If you’re looking for someone who has been complicit in cross-border gun running, look no further than President Joe Biden. He was vice president during the Obama administration’s reckless Operation Fast and Furious, in which Attorney General Eric Holder’s Department of Justice allowed firearms to be illegally trafficked across the U.S.–Mexico border. Those firearms weren’t tracked once they were smuggled into Mexico. The bungled operation came to light after border agent Brian Terry was murdered by a Mexican national who possessed one of the firearms. Firearms from that ill-fated operation were recovered on both sides of the border, including a rifle that was found at the house of the notorious drug lord Joaquin “El Chapo” Guzman.
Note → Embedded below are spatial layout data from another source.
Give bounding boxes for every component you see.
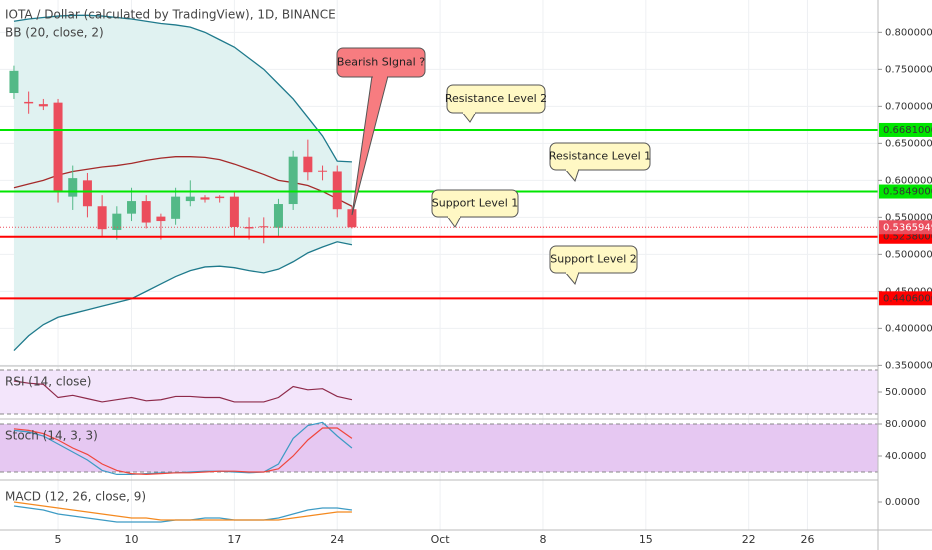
indicator-title: MACD (12, 26, close, 9) xyxy=(5,490,146,504)
x-tick-label: 26 xyxy=(800,533,814,546)
level-label: 0.66810000 xyxy=(883,125,932,136)
stoch-pane xyxy=(0,421,878,476)
candle-body xyxy=(259,226,269,228)
y-tick-label: 40.0000 xyxy=(885,451,926,462)
band-lower xyxy=(13,241,353,352)
callout-text: Resistance Level 1 xyxy=(549,150,651,163)
indicator-title: Stoch (14, 3, 3) xyxy=(5,429,98,443)
indicator-line xyxy=(13,427,353,476)
x-tick-label: 10 xyxy=(125,533,139,546)
y-tick-label: 0.80000000 xyxy=(885,27,932,38)
candle-body xyxy=(229,196,239,227)
callout-join xyxy=(463,111,475,114)
callout-join xyxy=(373,75,387,78)
candle-body xyxy=(185,196,195,202)
y-tick-label: 0.0000 xyxy=(885,497,920,508)
candle-body xyxy=(171,196,181,219)
y-tick-label: 0.75000000 xyxy=(885,64,932,75)
candle-body xyxy=(53,102,63,192)
y-tick-label: 0.65000000 xyxy=(885,138,932,149)
y-tick-label: 0.70000000 xyxy=(885,101,932,112)
indicator-line xyxy=(13,380,353,403)
y-tick-label: 80.0000 xyxy=(885,419,926,430)
callout-join xyxy=(566,271,578,274)
candle-body xyxy=(112,213,122,230)
y-tick-label: 0.60000000 xyxy=(885,175,932,186)
candle-body xyxy=(9,70,19,94)
callout-join xyxy=(448,215,460,218)
x-tick-label: 24 xyxy=(330,533,344,546)
candle-body xyxy=(273,204,283,228)
candle-body xyxy=(68,178,78,197)
candle-body xyxy=(303,156,313,173)
overlay: 5 10 17 24 Oct 8 15 22 26 0.35000000 0.40000000 0.4… xyxy=(55,27,932,546)
indicator-line xyxy=(13,501,352,521)
y-tick-label: 50.0000 xyxy=(885,387,926,398)
level-label: 0.44060000 xyxy=(883,293,932,304)
candle-body xyxy=(332,171,342,210)
candle-body xyxy=(38,104,48,107)
callout-text: Resistance Level 2 xyxy=(445,92,547,105)
callout-text: Bearish SIgnal ? xyxy=(337,56,425,69)
band-upper xyxy=(13,14,352,163)
callout-box xyxy=(549,142,651,171)
level-label-box xyxy=(879,122,932,137)
y-tick-label: 0.40000000 xyxy=(885,323,932,334)
indicator-title: RSI (14, close) xyxy=(5,375,91,389)
candle-body xyxy=(97,206,107,230)
y-tick-label: 0.50000000 xyxy=(885,249,932,260)
last-price-box xyxy=(879,220,932,235)
callout-text: Support Level 1 xyxy=(432,197,519,210)
rsi-pane xyxy=(0,369,878,415)
macd-pane xyxy=(13,501,353,523)
callout-box xyxy=(549,245,638,274)
level-label-box xyxy=(879,184,932,199)
callout-box xyxy=(446,84,546,114)
y-tick-label: 0.55000000 xyxy=(885,212,932,223)
indicator-title: BB (20, close, 2) xyxy=(5,26,104,40)
level-label: 0.58490000 xyxy=(883,187,932,198)
callout-text: Support Level 2 xyxy=(550,253,637,266)
x-tick-label: 17 xyxy=(227,533,241,546)
candle-body xyxy=(215,196,225,199)
candle-body xyxy=(200,197,210,200)
band-fill xyxy=(13,15,352,351)
x-tick-label: 8 xyxy=(539,533,546,546)
candle-body xyxy=(82,180,92,207)
level-label: 0.52380000 xyxy=(883,232,932,243)
x-tick-label: 22 xyxy=(742,533,756,546)
last-price-label: 0.53659498 xyxy=(883,222,932,233)
candle-body xyxy=(24,101,34,104)
callout-box xyxy=(431,189,519,218)
band-shade xyxy=(0,369,878,415)
candle-body xyxy=(127,201,137,214)
candle-body xyxy=(347,209,357,228)
y-tick-label: 0.35000000 xyxy=(885,360,932,371)
candle-body xyxy=(156,216,166,222)
level-label-box xyxy=(879,291,932,306)
callout-join xyxy=(566,168,578,171)
x-tick-label: Oct xyxy=(431,533,451,546)
candle-body xyxy=(288,156,298,205)
candle-body xyxy=(141,201,151,223)
x-tick-label: 15 xyxy=(639,533,653,546)
x-tick-label: 5 xyxy=(55,533,62,546)
candle-body xyxy=(318,170,328,172)
band-shade xyxy=(0,424,878,472)
chart-title: IOTA / Dollar (calculated by TradingView… xyxy=(5,8,336,22)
The firearm industry works diligently to keep firearms out of the hands of those who shouldn’t have them, especially criminals. Those efforts are hampered by the corruption of Mexican politicians who take millions in bribes from drug cartels that hold their citizens hostage. Mexico’s lawsuit is as cynical as it is preposterous. They would rather drag American gun companies into American courts than bring Mexican criminal cartels into their own.